For lunch, we went to one of the feria grounds. There were a few fair type booths with candy and games and Ferris wheels, including a hand-cranked one for little kids, but most of it was Honduran food booths. This means that there was actually some good food, not your typical fair food. We had pupusas and tajadas con carne (fried slices of platano with chicken and beef). Both were very good. We spent a bit of time there with our friend playing Scrabble Slam before we had to go back to the hotel to get ready for the main event.
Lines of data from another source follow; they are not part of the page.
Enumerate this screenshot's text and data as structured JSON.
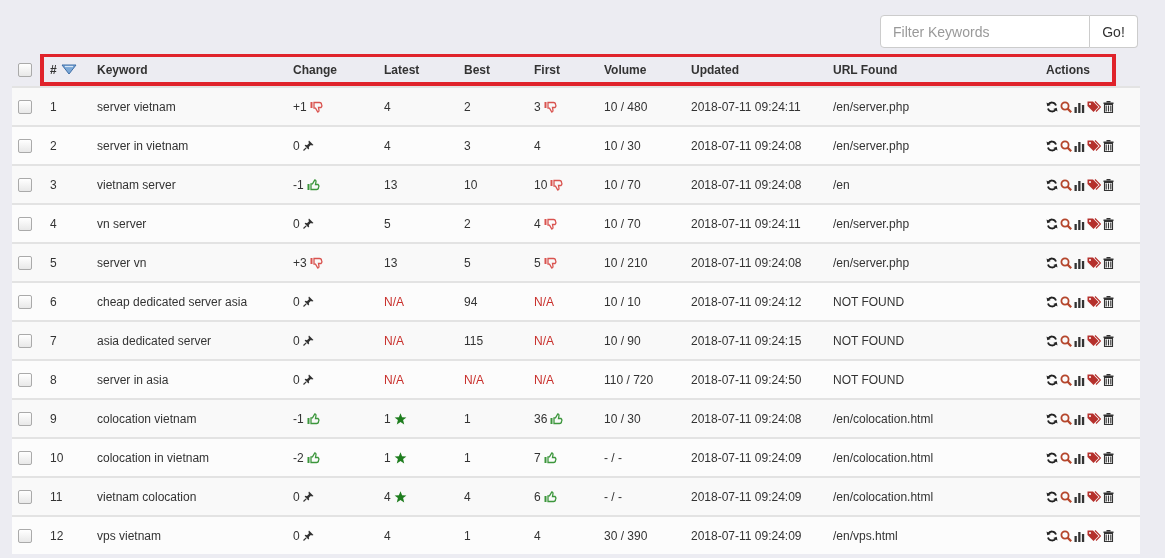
{
  "filter": {
    "placeholder": "Filter Keywords",
    "button": "Go!"
  },
  "header": {
    "checked": false,
    "columns": [
      "#",
      "Keyword",
      "Change",
      "Latest",
      "Best",
      "First",
      "Volume",
      "Updated",
      "URL Found",
      "Actions"
    ]
  },
  "rows": [
    {
      "checked": false,
      "num": "1",
      "keyword": "server vietnam",
      "change": {
        "text": "+1",
        "kind": "worse"
      },
      "latest": {
        "text": "4"
      },
      "best": {
        "text": "2"
      },
      "first": {
        "text": "3",
        "kind": "worse"
      },
      "volume": "10 / 480",
      "updated": "2018-07-11 09:24:11",
      "url": "/en/server.php"
    },
    {
      "checked": false,
      "num": "2",
      "keyword": "server in vietnam",
      "change": {
        "text": "0",
        "kind": "unchanged"
      },
      "latest": {
        "text": "4"
      },
      "best": {
        "text": "3"
      },
      "first": {
        "text": "4"
      },
      "volume": "10 / 30",
      "updated": "2018-07-11 09:24:08",
      "url": "/en/server.php"
    },
    {
      "checked": false,
      "num": "3",
      "keyword": "vietnam server",
      "change": {
        "text": "-1",
        "kind": "better"
      },
      "latest": {
        "text": "13"
      },
      "best": {
        "text": "10"
      },
      "first": {
        "text": "10",
        "kind": "worse"
      },
      "volume": "10 / 70",
      "updated": "2018-07-11 09:24:08",
      "url": "/en"
    },
    {
      "checked": false,
      "num": "4",
      "keyword": "vn server",
      "change": {
        "text": "0",
        "kind": "unchanged"
      },
      "latest": {
        "text": "5"
      },
      "best": {
        "text": "2"
      },
      "first": {
        "text": "4",
        "kind": "worse"
      },
      "volume": "10 / 70",
      "updated": "2018-07-11 09:24:11",
      "url": "/en/server.php"
    },
    {
      "checked": false,
      "num": "5",
      "keyword": "server vn",
      "change": {
        "text": "+3",
        "kind": "worse"
      },
      "latest": {
        "text": "13"
      },
      "best": {
        "text": "5"
      },
      "first": {
        "text": "5",
        "kind": "worse"
      },
      "volume": "10 / 210",
      "updated": "2018-07-11 09:24:08",
      "url": "/en/server.php"
    },
    {
      "checked": false,
      "num": "6",
      "keyword": "cheap dedicated server asia",
      "change": {
        "text": "0",
        "kind": "unchanged"
      },
      "latest": {
        "text": "N/A",
        "missing": true
      },
      "best": {
        "text": "94"
      },
      "first": {
        "text": "N/A",
        "missing": true
      },
      "volume": "10 / 10",
      "updated": "2018-07-11 09:24:12",
      "url": "NOT FOUND"
    },
    {
      "checked": false,
      "num": "7",
      "keyword": "asia dedicated server",
      "change": {
        "text": "0",
        "kind": "unchanged"
      },
      "latest": {
        "text": "N/A",
        "missing": true
      },
      "best": {
        "text": "115"
      },
      "first": {
        "text": "N/A",
        "missing": true
      },
      "volume": "10 / 90",
      "updated": "2018-07-11 09:24:15",
      "url": "NOT FOUND"
    },
    {
      "checked": false,
      "num": "8",
      "keyword": "server in asia",
      "change": {
        "text": "0",
        "kind": "unchanged"
      },
      "latest": {
        "text": "N/A",
        "missing": true
      },
      "best": {
        "text": "N/A",
        "missing": true
      },
      "first": {
        "text": "N/A",
        "missing": true
      },
      "volume": "110 / 720",
      "updated": "2018-07-11 09:24:50",
      "url": "NOT FOUND"
    },
    {
      "checked": false,
      "num": "9",
      "keyword": "colocation vietnam",
      "change": {
        "text": "-1",
        "kind": "better"
      },
      "latest": {
        "text": "1",
        "kind": "top"
      },
      "best": {
        "text": "1"
      },
      "first": {
        "text": "36",
        "kind": "better"
      },
      "volume": "10 / 30",
      "updated": "2018-07-11 09:24:08",
      "url": "/en/colocation.html"
    },
    {
      "checked": false,
      "num": "10",
      "keyword": "colocation in vietnam",
      "change": {
        "text": "-2",
        "kind": "better"
      },
      "latest": {
        "text": "1",
        "kind": "top"
      },
      "best": {
        "text": "1"
      },
      "first": {
        "text": "7",
        "kind": "better"
      },
      "volume": "- / -",
      "updated": "2018-07-11 09:24:09",
      "url": "/en/colocation.html"
    },
    {
      "checked": false,
      "num": "11",
      "keyword": "vietnam colocation",
      "change": {
        "text": "0",
        "kind": "unchanged"
      },
      "latest": {
        "text": "4",
        "kind": "top"
      },
      "best": {
        "text": "4"
      },
      "first": {
        "text": "6",
        "kind": "better"
      },
      "volume": "- / -",
      "updated": "2018-07-11 09:24:09",
      "url": "/en/colocation.html"
    },
    {
      "checked": false,
      "num": "12",
      "keyword": "vps vietnam",
      "change": {
        "text": "0",
        "kind": "unchanged"
      },
      "latest": {
        "text": "4"
      },
      "best": {
        "text": "1"
      },
      "first": {
        "text": "4"
      },
      "volume": "30 / 390",
      "updated": "2018-07-11 09:24:09",
      "url": "/en/vps.html"
    }
  ]
}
While there were more things going on the following days, the premier event of Santa Rosa’s feria is the Noche de Fumadores (Night of Smokers). It is a more formal event to celebrate the cigar industry in Santa Rosa. It is also a relatively costly event, 600 lempira per couple. Despite this, there were 75 Peace Corps volunteers there, out of 360 people total. Included in your entrance cost were appetizers and unlimited drinks, as well as pretty much all the cigars you wanted. Each person was given a gift bag when entering that contained coffee and five puro cigars from Flor de Copan in a fancy box worth at least the entrance cost. Those five cigars were intended more as take home cigars. To smoke, there was a woman rolling fresh cigars, as well as a table with piles of different type of cigars from the factory for you to try. Being that there were so many volunteers there, it felt almost like a Peace Corps event. We had fun hanging out with our friends, seeing people we hadn’t seen for months, drinking some 23 year old aged rum, and trying to learn the art of smoking cigars. One of our good friends is a cigar aficionado and he patiently schooled us in cutting, lighting and ash dropping and tried to teach us how to make smoke rings, which we never quite could do. Of course, because we aren’t smokers, we were feeling a little sick at the end of the night after spending hours in a room full of smoke. After one cigar each, we were done. We were ready to leave around midnight, so we got a jalon to our hotel with another of our friends. Just as we were leaving though, they started the raffle, and I won a box of chocolate lollipops, which was a nice end to the night.

Nolan and Jose

Nicki and Harrison

Nicki and Carrie

The next day, Nicki got up early to leave for Ojojona, where she was going to help translate for a medical brigade. There will be another blog entry about that soon. I had a more relaxed morning, eating breakfast with some friends before heading home to prepare for my Peace Corps Reconnect, also another blog entry for another day.